Allan’s wife moved out some weeks ago and is suing for divorce, so now there are only the two people living in the apartment: Allan and Bogie. Whenever Allan reaches a crisis in his life, Bogie appears. His snap-brim is pulled down low over his eyes, and the collar is turned up on his trench coat, and there is a gat in his pocket and a Chesterfield in his mug.
“Tell her your life has changed since you met her,” Bogie advises. Allan turns toward the lovely brunette sitting next to him on the sofa. He turns back to Bogie. “She won’t fall for that!” Allan says. “Oh no?” says Bogie. “Try it and see.” This is pretty high-class advice, but Allan is a mess around girls. He’s your average, ordinary movie freak, perfectly at home in the dark cave of a revival theater, watching the airport scene from “Casablanca.” But get him away from the movies and he gets nervous. His friends try to take him to the beach. “I hate the beach! I hate the sun!” he cries. “I’m pale and I’m redheaded! I don’t tan, I stroke!” You can see that he has problems, even with Bogie on his side. His friends, Linda and Dick, try to fix him up with girls, but he splashes himself with too much Canoe and then destroys his furniture during a seizure of nonchalance. After a while it begins to occur to him that he’s in love with Linda, and she likes him, and Dick is always on the phone making real estate deals.

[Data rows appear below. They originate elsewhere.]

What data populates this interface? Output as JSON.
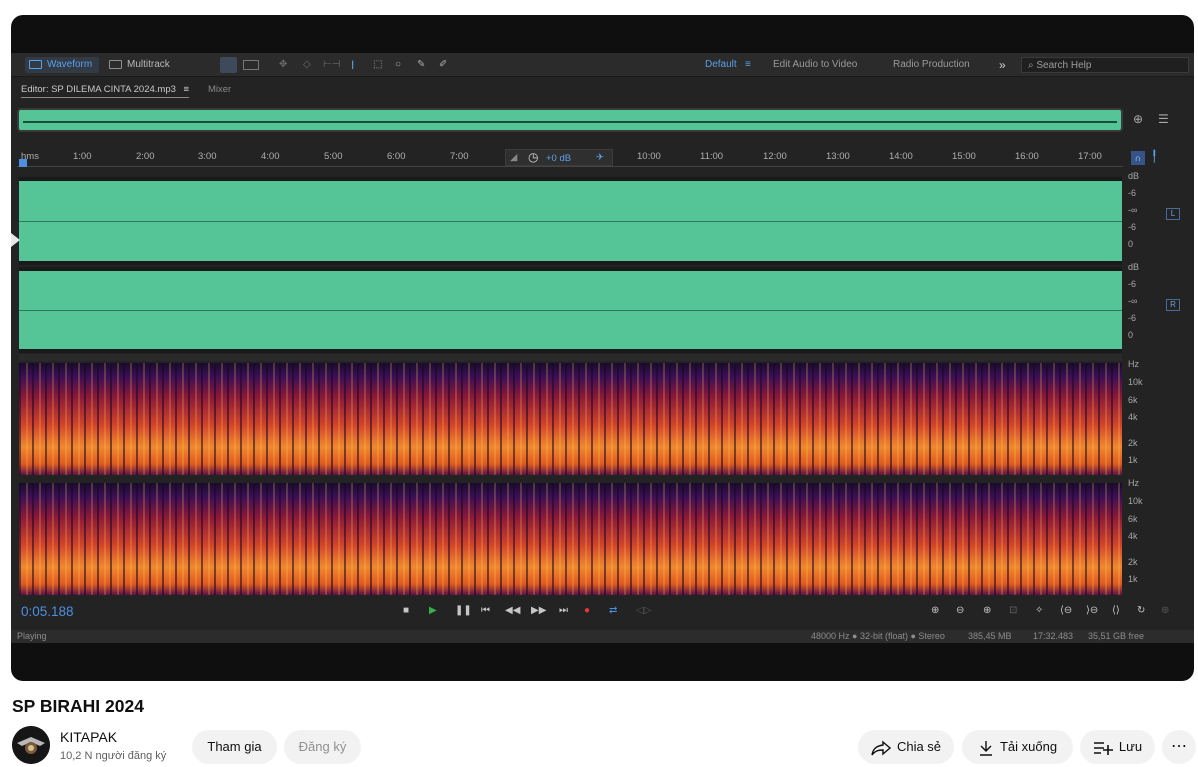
{
  "toolbar": {
    "waveform": "Waveform",
    "multitrack": "Multitrack",
    "workspaces": [
      "Default",
      "Edit Audio to Video",
      "Radio Production"
    ],
    "more": "»",
    "search_placeholder": "Search Help"
  },
  "editor": {
    "tab": "Editor: SP DILEMA CINTA 2024.mp3",
    "menu_glyph": "≡",
    "mixer": "Mixer"
  },
  "ruler": {
    "labels": [
      "hms",
      "1:00",
      "2:00",
      "3:00",
      "4:00",
      "5:00",
      "6:00",
      "7:00",
      "10:00",
      "11:00",
      "12:00",
      "13:00",
      "14:00",
      "15:00",
      "16:00",
      "17:00"
    ],
    "gain": "+0 dB"
  },
  "db_scale": [
    "dB",
    "-6",
    "-∞",
    "-6",
    "0"
  ],
  "channels": {
    "left": "L",
    "right": "R"
  },
  "hz_scale": [
    "Hz",
    "10k",
    "6k",
    "4k",
    "2k",
    "1k"
  ],
  "transport": {
    "time": "0:05.188"
  },
  "status": {
    "state": "Playing",
    "format": "48000 Hz ● 32-bit (float) ● Stereo",
    "size": "385,45 MB",
    "duration": "17:32.483",
    "free": "35,51 GB free"
  },
  "video": {
    "title": "SP BIRAHI 2024"
  },
  "channel": {
    "name": "KITAPAK",
    "subscribers": "10,2 N người đăng ký"
  },
  "actions": {
    "join": "Tham gia",
    "subscribe": "Đăng ký",
    "share": "Chia sẻ",
    "download": "Tải xuống",
    "save": "Lưu",
    "more": "⋯"
  },
  "colors": {
    "waveform": "#55c496",
    "accent_time": "#4d8fe0",
    "record": "#e03a3a",
    "play": "#35b04a"
  }
}
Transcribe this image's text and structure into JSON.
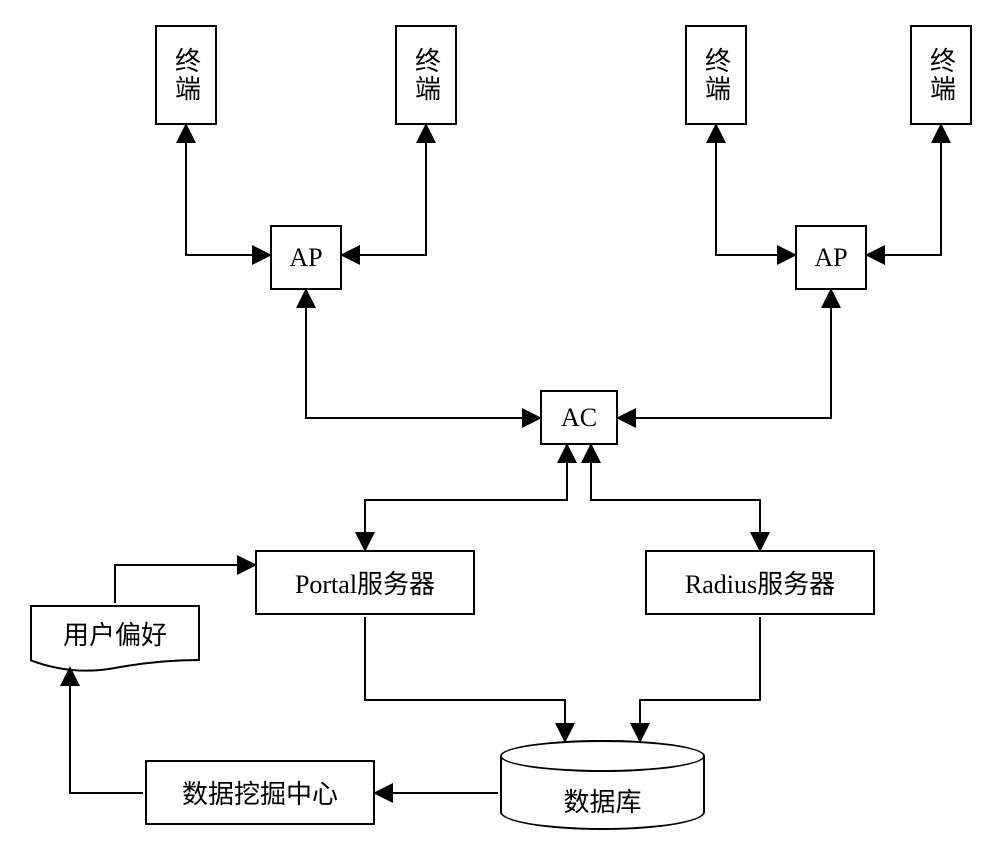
{
  "nodes": {
    "terminal1": "终端",
    "terminal2": "终端",
    "terminal3": "终端",
    "terminal4": "终端",
    "ap_left": "AP",
    "ap_right": "AP",
    "ac": "AC",
    "portal_server": "Portal服务器",
    "radius_server": "Radius服务器",
    "user_preference": "用户偏好",
    "data_mining_center": "数据挖掘中心",
    "database": "数据库"
  },
  "chart_data": {
    "type": "diagram",
    "title": "",
    "components": [
      {
        "id": "terminal1",
        "label": "终端",
        "shape": "rect"
      },
      {
        "id": "terminal2",
        "label": "终端",
        "shape": "rect"
      },
      {
        "id": "terminal3",
        "label": "终端",
        "shape": "rect"
      },
      {
        "id": "terminal4",
        "label": "终端",
        "shape": "rect"
      },
      {
        "id": "ap_left",
        "label": "AP",
        "shape": "rect"
      },
      {
        "id": "ap_right",
        "label": "AP",
        "shape": "rect"
      },
      {
        "id": "ac",
        "label": "AC",
        "shape": "rect"
      },
      {
        "id": "portal_server",
        "label": "Portal服务器",
        "shape": "rect"
      },
      {
        "id": "radius_server",
        "label": "Radius服务器",
        "shape": "rect"
      },
      {
        "id": "user_preference",
        "label": "用户偏好",
        "shape": "document"
      },
      {
        "id": "data_mining_center",
        "label": "数据挖掘中心",
        "shape": "rect"
      },
      {
        "id": "database",
        "label": "数据库",
        "shape": "cylinder"
      }
    ],
    "edges": [
      {
        "from": "terminal1",
        "to": "ap_left",
        "bidir": true
      },
      {
        "from": "terminal2",
        "to": "ap_left",
        "bidir": true
      },
      {
        "from": "terminal3",
        "to": "ap_right",
        "bidir": true
      },
      {
        "from": "terminal4",
        "to": "ap_right",
        "bidir": true
      },
      {
        "from": "ap_left",
        "to": "ac",
        "bidir": true
      },
      {
        "from": "ap_right",
        "to": "ac",
        "bidir": true
      },
      {
        "from": "ac",
        "to": "portal_server",
        "bidir": true
      },
      {
        "from": "ac",
        "to": "radius_server",
        "bidir": true
      },
      {
        "from": "portal_server",
        "to": "database",
        "bidir": false
      },
      {
        "from": "radius_server",
        "to": "database",
        "bidir": false
      },
      {
        "from": "database",
        "to": "data_mining_center",
        "bidir": false
      },
      {
        "from": "data_mining_center",
        "to": "user_preference",
        "bidir": false
      },
      {
        "from": "user_preference",
        "to": "portal_server",
        "bidir": false
      }
    ]
  }
}
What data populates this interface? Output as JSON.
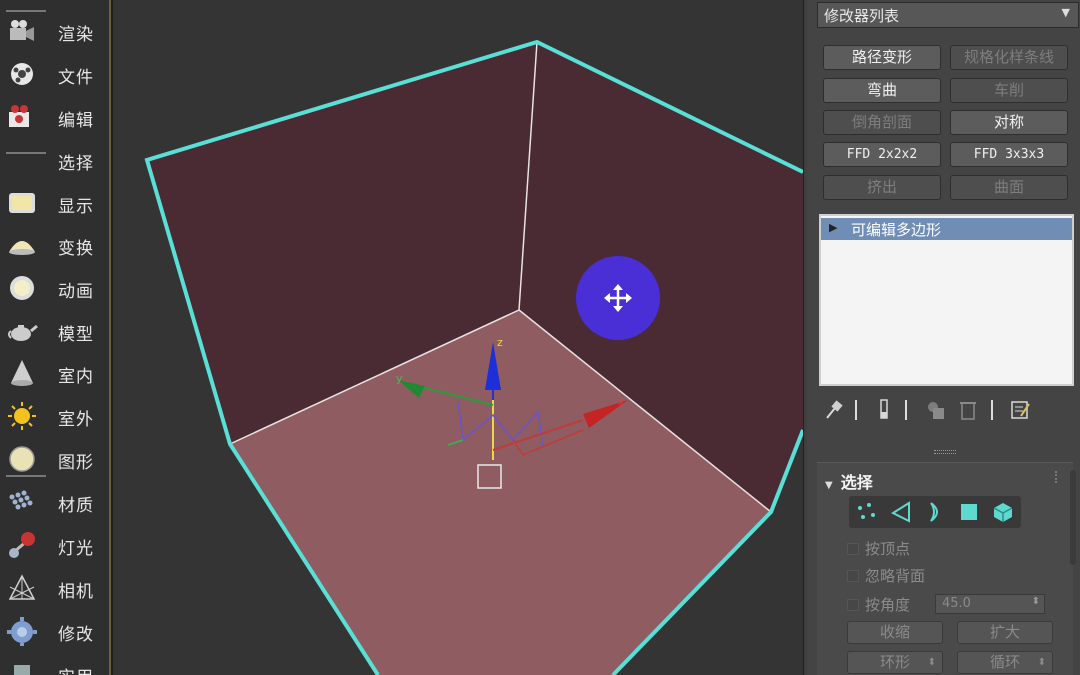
{
  "left_toolbar": {
    "items": [
      {
        "label": "渲染",
        "icon": "movie-camera-icon"
      },
      {
        "label": "文件",
        "icon": "film-reel-icon"
      },
      {
        "label": "编辑",
        "icon": "video-camera-icon"
      },
      {
        "label": "选择",
        "icon": "selection-icon"
      },
      {
        "label": "显示",
        "icon": "display-monitor-icon"
      },
      {
        "label": "变换",
        "icon": "hemisphere-icon"
      },
      {
        "label": "动画",
        "icon": "ring-sphere-icon"
      },
      {
        "label": "模型",
        "icon": "teapot-icon"
      },
      {
        "label": "室内",
        "icon": "cone-light-icon"
      },
      {
        "label": "室外",
        "icon": "sun-icon"
      },
      {
        "label": "图形",
        "icon": "disc-icon"
      },
      {
        "label": "材质",
        "icon": "material-grid-icon"
      },
      {
        "label": "灯光",
        "icon": "omni-light-icon"
      },
      {
        "label": "相机",
        "icon": "camera-frustum-icon"
      },
      {
        "label": "修改",
        "icon": "gear-cog-icon"
      },
      {
        "label": "实用",
        "icon": "utility-icon"
      }
    ]
  },
  "viewport": {
    "gizmo_axes": [
      "z",
      "y",
      "x"
    ],
    "move_cursor": "move-arrows-icon",
    "colors": {
      "background": "#343434",
      "back_wall": "#4a2a33",
      "floor": "#8f5c62",
      "selection_outline": "#59e0d6",
      "cursor_circle": "#4b2fd6"
    }
  },
  "modifier_panel": {
    "dropdown_label": "修改器列表",
    "buttons": [
      {
        "label": "路径变形",
        "enabled": true
      },
      {
        "label": "规格化样条线",
        "enabled": false
      },
      {
        "label": "弯曲",
        "enabled": true
      },
      {
        "label": "车削",
        "enabled": false
      },
      {
        "label": "倒角剖面",
        "enabled": false
      },
      {
        "label": "对称",
        "enabled": true
      },
      {
        "label": "FFD 2x2x2",
        "enabled": true
      },
      {
        "label": "FFD 3x3x3",
        "enabled": true
      },
      {
        "label": "挤出",
        "enabled": false
      },
      {
        "label": "曲面",
        "enabled": false
      }
    ],
    "stack": [
      {
        "label": "可编辑多边形",
        "selected": true
      }
    ],
    "stack_tools": [
      "pin-stack-icon",
      "show-end-result-icon",
      "make-unique-icon",
      "remove-modifier-icon",
      "configure-sets-icon"
    ]
  },
  "selection_rollout": {
    "title": "选择",
    "subobject_icons": [
      "vertex-icon",
      "edge-icon",
      "border-icon",
      "polygon-icon",
      "element-icon"
    ],
    "options": {
      "by_vertex": "按顶点",
      "ignore_backfacing": "忽略背面",
      "by_angle": "按角度",
      "angle_value": "45.0"
    },
    "buttons": {
      "shrink": "收缩",
      "grow": "扩大",
      "ring": "环形",
      "loop": "循环"
    }
  }
}
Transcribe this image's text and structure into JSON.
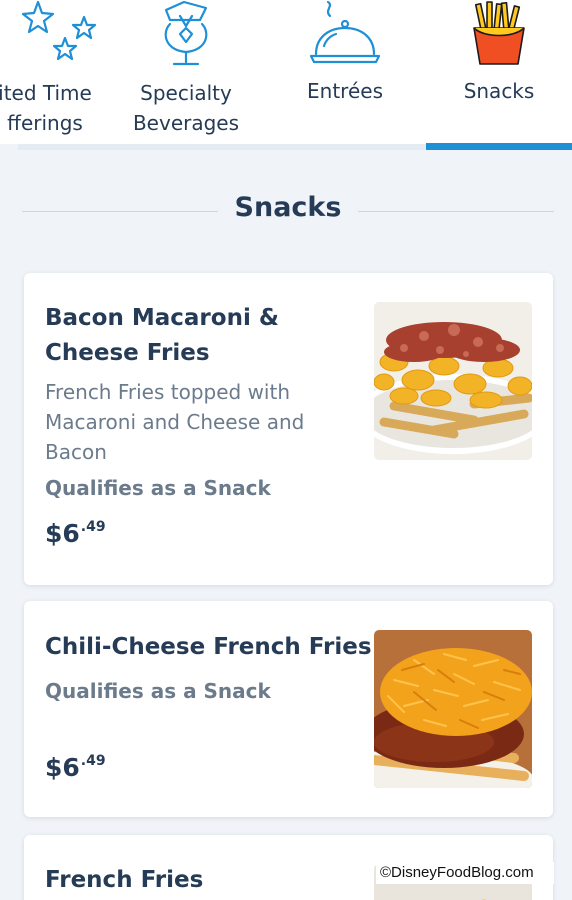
{
  "category_tabs": [
    {
      "label_line1": "ited Time",
      "label_line2": "fferings",
      "icon": "stars-icon"
    },
    {
      "label_line1": "Specialty",
      "label_line2": "Beverages",
      "icon": "cocktail-icon"
    },
    {
      "label_line1": "Entrées",
      "icon": "cloche-icon"
    },
    {
      "label_line1": "Snacks",
      "icon": "fries-icon",
      "selected": true
    }
  ],
  "colors": {
    "accent": "#1f8fd6",
    "text_dark": "#253b56",
    "text_muted": "#6c7b8c",
    "background": "#f0f4f8",
    "fries_red": "#f04e23",
    "fries_yellow": "#ffc91f"
  },
  "section": {
    "title": "Snacks"
  },
  "menu_items": [
    {
      "name": "Bacon Macaroni & Cheese Fries",
      "description": "French Fries topped with Macaroni and Cheese and Bacon",
      "qualifies": "Qualifies as a Snack",
      "price_dollars": "$6",
      "price_cents": ".49",
      "image": "bacon-mac-fries-photo"
    },
    {
      "name": "Chili-Cheese French Fries",
      "qualifies": "Qualifies as a Snack",
      "price_dollars": "$6",
      "price_cents": ".49",
      "image": "chili-cheese-fries-photo"
    },
    {
      "name": "French Fries",
      "image": "french-fries-photo"
    }
  ],
  "watermark": "©DisneyFoodBlog.com"
}
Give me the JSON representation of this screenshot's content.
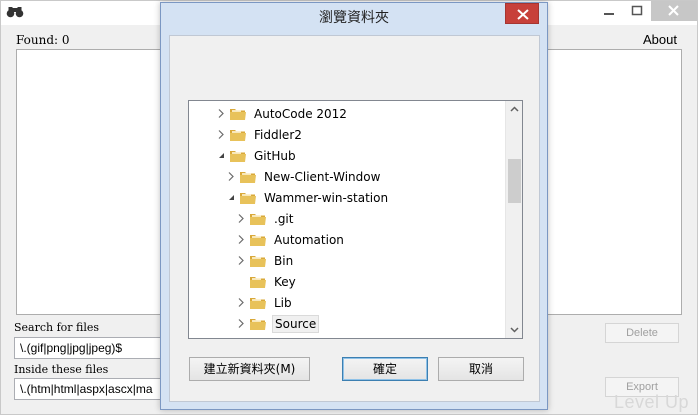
{
  "main": {
    "found_label": "Found: 0",
    "about_label": "About",
    "search_label": "Search for files",
    "search_value": "\\.(gif|png|jpg|jpeg)$",
    "inside_label": "Inside these files",
    "inside_value": "\\.(htm|html|aspx|ascx|ma",
    "delete_label": "Delete",
    "export_label": "Export"
  },
  "watermark": "Level Up",
  "dialog": {
    "title": "瀏覽資料夾",
    "new_folder_label": "建立新資料夾(M)",
    "ok_label": "確定",
    "cancel_label": "取消",
    "tree": [
      {
        "label": "AutoCode 2012",
        "level": 0,
        "state": "collapsed"
      },
      {
        "label": "Fiddler2",
        "level": 0,
        "state": "collapsed"
      },
      {
        "label": "GitHub",
        "level": 0,
        "state": "expanded"
      },
      {
        "label": "New-Client-Window",
        "level": 1,
        "state": "collapsed"
      },
      {
        "label": "Wammer-win-station",
        "level": 1,
        "state": "expanded"
      },
      {
        "label": ".git",
        "level": 2,
        "state": "collapsed"
      },
      {
        "label": "Automation",
        "level": 2,
        "state": "collapsed"
      },
      {
        "label": "Bin",
        "level": 2,
        "state": "collapsed"
      },
      {
        "label": "Key",
        "level": 2,
        "state": "none"
      },
      {
        "label": "Lib",
        "level": 2,
        "state": "collapsed"
      },
      {
        "label": "Source",
        "level": 2,
        "state": "collapsed",
        "selected": true
      }
    ]
  },
  "colors": {
    "folder": "#e8c25a",
    "dialog_close": "#c7403a",
    "dialog_frame": "#d4e2f3"
  }
}
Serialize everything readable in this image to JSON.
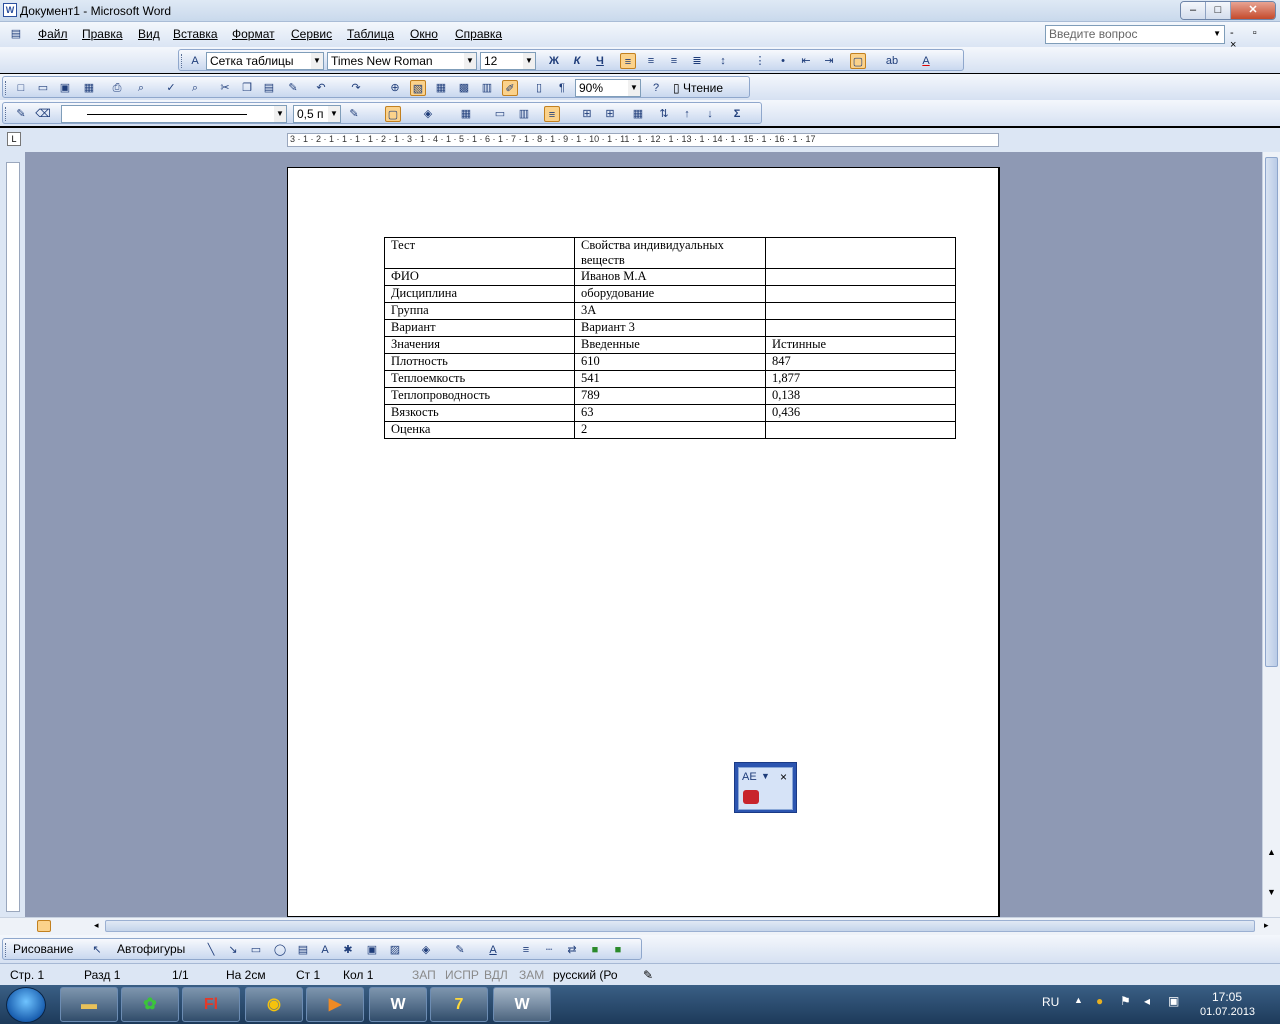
{
  "window": {
    "title": "Документ1 - Microsoft Word",
    "min": "–",
    "max": "□",
    "close": "✕"
  },
  "menu": [
    "Файл",
    "Правка",
    "Вид",
    "Вставка",
    "Формат",
    "Сервис",
    "Таблица",
    "Окно",
    "Справка"
  ],
  "ask": {
    "placeholder": "Введите вопрос",
    "doc_controls": "- ▫ ×"
  },
  "formatting": {
    "style": "Сетка таблицы",
    "font": "Times New Roman",
    "size": "12",
    "bold": "Ж",
    "italic": "К",
    "underline": "Ч"
  },
  "standard": {
    "zoom": "90%",
    "read_label": "Чтение",
    "pilcrow": "¶"
  },
  "tables_borders": {
    "line_weight": "0,5 п",
    "sum": "Σ"
  },
  "ruler": {
    "corner": "L",
    "ticks": "3 · 1 · 2 · 1 · 1 · 1 · 1 · 2 · 1 · 3 · 1 · 4 · 1 · 5 · 1 · 6 · 1 · 7 · 1 · 8 · 1 · 9 · 1 · 10 · 1 · 11 · 1 · 12 · 1 · 13 · 1 · 14 · 1 · 15 · 1 · 16 · 1 · 17"
  },
  "table": [
    [
      "Тест",
      "Свойства индивидуальных веществ",
      ""
    ],
    [
      "ФИО",
      "Иванов М.А",
      ""
    ],
    [
      "Дисциплина",
      "оборудование",
      ""
    ],
    [
      "Группа",
      "3А",
      ""
    ],
    [
      "Вариант",
      "Вариант 3",
      ""
    ],
    [
      "Значения",
      "Введенные",
      "Истинные"
    ],
    [
      "Плотность",
      "610",
      "847"
    ],
    [
      "Теплоемкость",
      "541",
      "1,877"
    ],
    [
      "Теплопроводность",
      "789",
      "0,138"
    ],
    [
      "Вязкость",
      "63",
      "0,436"
    ],
    [
      "Оценка",
      "2",
      ""
    ]
  ],
  "floating": {
    "label": "АЕ"
  },
  "drawing": {
    "draw": "Рисование",
    "autoshapes": "Автофигуры"
  },
  "status": {
    "page": "Стр. 1",
    "section": "Разд 1",
    "pages": "1/1",
    "at": "На 2см",
    "line": "Ст 1",
    "col": "Кол 1",
    "rec": "ЗАП",
    "trk": "ИСПР",
    "ext": "ВДЛ",
    "ovr": "ЗАМ",
    "lang": "русский (Ро"
  },
  "taskbar": {
    "lang": "RU",
    "time": "17:05",
    "date": "01.07.2013"
  }
}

All of this is slightly less mad than your usual Woody Allen comedy, maybe because “Play It Again, Sam” is based on Woody’s Broadway play, and with a play it’s a little hard to work in material like a Howard Cosell play-by-play of an assassination in South America. Still, as comedies go, this is a very funny one. Woody Allen is one of those rare comedians who understands that humor can be based on pathos as well as sadism. While the high-pressure comics overwhelm us with aggressive humor, Woody is off in the bathroom somewhere being attacked by a hairdryer.
The notion of using a Bogart character is surprisingly successful. The Bogie imitation by Jerry Lacy is good, if not great, and the movie begins and ends with variations on that great “Casablanca” ending. That, and the movie’s rather conventional Broadway plot structure, give it more coherence than the previous Woody Allen films, “Take the Money and Run” and “Bananas.” Maybe the movie has too much coherence, and the plot is too predictable; that’s a weakness of films based on well-made Broadway plays. Still, that’s hardly a serious complaint about something as funny as Play It Again, Sam.”